Group by does not maintain order in Pyspark; use a window function instead
What was a customer’s first purchase? What is a company’s most recent address? When did this last user log in? These types of questions are many times useful for analytics and are needed in batch processing. Data engineers and data scientists who use spark can use the built in functions module to calculate these values. However, many times these values are calculated incorrectly. This article will explain how the orderBy().groupBy() process is not deterministic and how to use window functions instead.
Spark and orderBy
First, to create a dummy dataset, I created a dataframe by doing the following:
from datetime import date
from pyspark.sql import Row
data = [
{"customer_id": "1a", "date": date(2011, 5, 4), "sale": 45},
{"customer_id": "1a", "date": date(2013, 5, 4), "sale": 20},
{"customer_id": "1a", "date": date(2015, 5, 4), "sale": 10},
{"customer_id": "2a", "date": date(2014, 5, 4), "sale": 100},
{"customer_id": "2a", "date": date(2015, 5, 4), "sale": 200},
{"customer_id": "2a", "date": date(2016, 5, 4), "sale": 300},
{"customer_id": "3a", "date": date(2018, 5, 4), "sale": 7},
{"customer_id": "3a", "date": date(2019, 5, 4), "sale": 9},
{"customer_id": "3a", "date": date(2020, 5, 4), "sale": 8},
]
df = spark.createDataFrame(Row(**x) for x in data).repartition(6)
A common technique in order to calculate the first/last value of a Dataframe looks much like the following:
first_value = (
df
.orderBy("date")
.groupBy("customer_id")
.agg(
F.first("purchase_date").alias("first_purchase_date"),
F.first("sale").alias("sale")
)
)
The logic behind this order of operations is that the dataframe has been ordered by date, so now taking the first value will be the value with the first date. While this may be true for some of the dataset, you will not get the desired value for the entire dataset. Why is this so? Because the orderBy function is carried out prior to the grouping. Then, when calling the groupBy, the data can require a shuffle and remix the order. If a single customer id is in more than one partition, the date order is then randomized after the shuffle. The following show the results for the above query:
first_value.show()
+-----------+-------------------+----+
|customer_id|first_purchase_date|sale|
+-----------+-------------------+----+
| 1a| 2013-05-04| 20|
| 2a| 2016-05-04| 300|
| 3a| 2020-05-04| 8|
+-----------+-------------------+----+
As you can see, none of the expected values for first_purchase_date or sale are in the resulting dataframe.
How to use a window function for order
Instead of ordering the data, you should use a window function to get the first value.
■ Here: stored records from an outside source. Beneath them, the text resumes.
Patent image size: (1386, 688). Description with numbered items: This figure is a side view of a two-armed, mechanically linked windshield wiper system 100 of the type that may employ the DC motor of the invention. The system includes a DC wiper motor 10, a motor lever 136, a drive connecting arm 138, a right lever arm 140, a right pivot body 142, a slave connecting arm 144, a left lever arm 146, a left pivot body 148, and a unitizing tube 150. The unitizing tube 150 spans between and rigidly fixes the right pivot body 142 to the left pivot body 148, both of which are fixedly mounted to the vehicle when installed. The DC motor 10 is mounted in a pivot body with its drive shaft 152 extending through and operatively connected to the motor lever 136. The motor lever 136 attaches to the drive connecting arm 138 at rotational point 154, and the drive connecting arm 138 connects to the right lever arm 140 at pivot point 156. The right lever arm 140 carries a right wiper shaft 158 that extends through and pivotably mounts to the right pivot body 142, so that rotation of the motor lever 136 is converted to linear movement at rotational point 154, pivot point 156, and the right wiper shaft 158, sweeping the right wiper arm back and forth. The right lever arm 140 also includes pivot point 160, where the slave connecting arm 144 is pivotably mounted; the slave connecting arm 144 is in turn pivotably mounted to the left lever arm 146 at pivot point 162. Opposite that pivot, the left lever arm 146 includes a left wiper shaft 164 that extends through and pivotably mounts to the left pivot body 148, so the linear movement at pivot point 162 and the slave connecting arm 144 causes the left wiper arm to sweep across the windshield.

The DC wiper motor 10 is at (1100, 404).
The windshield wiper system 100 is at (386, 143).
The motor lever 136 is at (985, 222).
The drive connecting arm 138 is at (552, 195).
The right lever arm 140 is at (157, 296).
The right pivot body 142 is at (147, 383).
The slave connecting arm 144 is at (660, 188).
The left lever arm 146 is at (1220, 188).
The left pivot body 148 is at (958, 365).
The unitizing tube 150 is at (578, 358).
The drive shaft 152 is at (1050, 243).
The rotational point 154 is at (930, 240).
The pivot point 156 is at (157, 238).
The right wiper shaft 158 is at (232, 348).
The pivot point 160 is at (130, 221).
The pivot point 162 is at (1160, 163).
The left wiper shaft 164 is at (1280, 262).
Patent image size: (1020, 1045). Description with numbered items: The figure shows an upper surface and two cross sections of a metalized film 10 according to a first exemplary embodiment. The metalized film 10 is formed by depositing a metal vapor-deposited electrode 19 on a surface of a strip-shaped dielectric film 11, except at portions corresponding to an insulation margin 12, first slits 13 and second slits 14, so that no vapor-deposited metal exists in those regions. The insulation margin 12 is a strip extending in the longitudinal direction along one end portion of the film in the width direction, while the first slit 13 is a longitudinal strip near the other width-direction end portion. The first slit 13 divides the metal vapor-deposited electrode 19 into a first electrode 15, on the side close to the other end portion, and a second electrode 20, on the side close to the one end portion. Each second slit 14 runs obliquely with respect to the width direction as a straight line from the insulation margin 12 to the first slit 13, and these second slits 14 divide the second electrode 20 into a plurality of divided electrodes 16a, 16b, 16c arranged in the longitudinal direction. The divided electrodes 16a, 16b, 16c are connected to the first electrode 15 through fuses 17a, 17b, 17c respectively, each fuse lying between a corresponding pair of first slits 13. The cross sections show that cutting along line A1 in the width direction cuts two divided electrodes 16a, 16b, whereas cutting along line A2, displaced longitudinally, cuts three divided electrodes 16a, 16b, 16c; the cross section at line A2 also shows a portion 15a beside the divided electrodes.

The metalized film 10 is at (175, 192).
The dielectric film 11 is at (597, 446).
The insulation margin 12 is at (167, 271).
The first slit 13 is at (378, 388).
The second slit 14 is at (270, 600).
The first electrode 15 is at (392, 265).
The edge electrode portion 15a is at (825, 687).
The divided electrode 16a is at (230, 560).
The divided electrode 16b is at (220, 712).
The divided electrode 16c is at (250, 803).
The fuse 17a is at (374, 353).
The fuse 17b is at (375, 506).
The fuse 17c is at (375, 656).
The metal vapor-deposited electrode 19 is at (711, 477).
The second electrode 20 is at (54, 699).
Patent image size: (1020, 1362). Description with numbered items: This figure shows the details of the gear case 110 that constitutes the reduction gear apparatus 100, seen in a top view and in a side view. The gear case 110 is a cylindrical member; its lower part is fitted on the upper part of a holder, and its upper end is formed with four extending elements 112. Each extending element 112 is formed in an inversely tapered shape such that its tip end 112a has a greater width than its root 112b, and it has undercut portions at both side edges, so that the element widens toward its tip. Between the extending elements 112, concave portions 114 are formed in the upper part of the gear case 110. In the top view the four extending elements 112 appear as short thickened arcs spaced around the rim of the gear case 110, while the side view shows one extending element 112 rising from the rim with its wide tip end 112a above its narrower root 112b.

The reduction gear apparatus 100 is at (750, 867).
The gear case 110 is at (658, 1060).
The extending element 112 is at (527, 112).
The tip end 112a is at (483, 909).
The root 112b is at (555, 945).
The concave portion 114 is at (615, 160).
The following pattern is common in many workflows and allows you to select the first value
from pyspark.sql.window import Window
window = Window.partitionBy("customer_id").orderBy(F.col("date").asc())
first_value = (
df
.withColumn("row_num", F.row_number().over(window))
.filter(F.col("row_num") == 1)
.select(
"customer_id",
F.col("date").alias("first_purchase_date"),
"sale"
)
)
first_value.show()
+-----------+-------------------+----+
|customer_id|first_purchase_date|sale|
+-----------+-------------------+----+
| 1a| 2011-05-04| 45|
| 2a| 2014-05-04| 100|
| 3a| 2018-05-04| 7|
+-----------+-------------------+----+
This above process will return the first date and sale value for a given customer id.
Bonus: Rank
If instead of just the first value, you need all transactions with the first value, you should not use the row_number function. Instead spark has a built in function called rank. For the above dataset if customer 1a has two transactions on the first day, they can both be selected like so:
from pyspark.sql import Row
data = [
{"customer_id": "1a", "date": date(2011, 5, 4), "sale": 45},
{"customer_id": "1a", "date": date(2011, 5, 4), "sale": 20},
{"customer_id": "1a", "date": date(2015, 5, 4), "sale": 10}
]
from pyspark.sql.window import Window
window = Window.partitionBy("customer_id").orderBy(F.col("date").asc())
first_value = (
df
.withColumn("row_num", F.rank().over(window))
.filter(F.col("row_num") == 1)
.select(
"customer_id",
F.col("date").alias("first_purchase_date"),
"sale"
)
)
first_value.show()
+-----------+-------------------+----+
|customer_id|first_purchase_date|sale|
+-----------+-------------------+----+
| 1a| 2011-05-04| 20|
| 1a| 2011-05-04| 45|
+-----------+-------------------+----+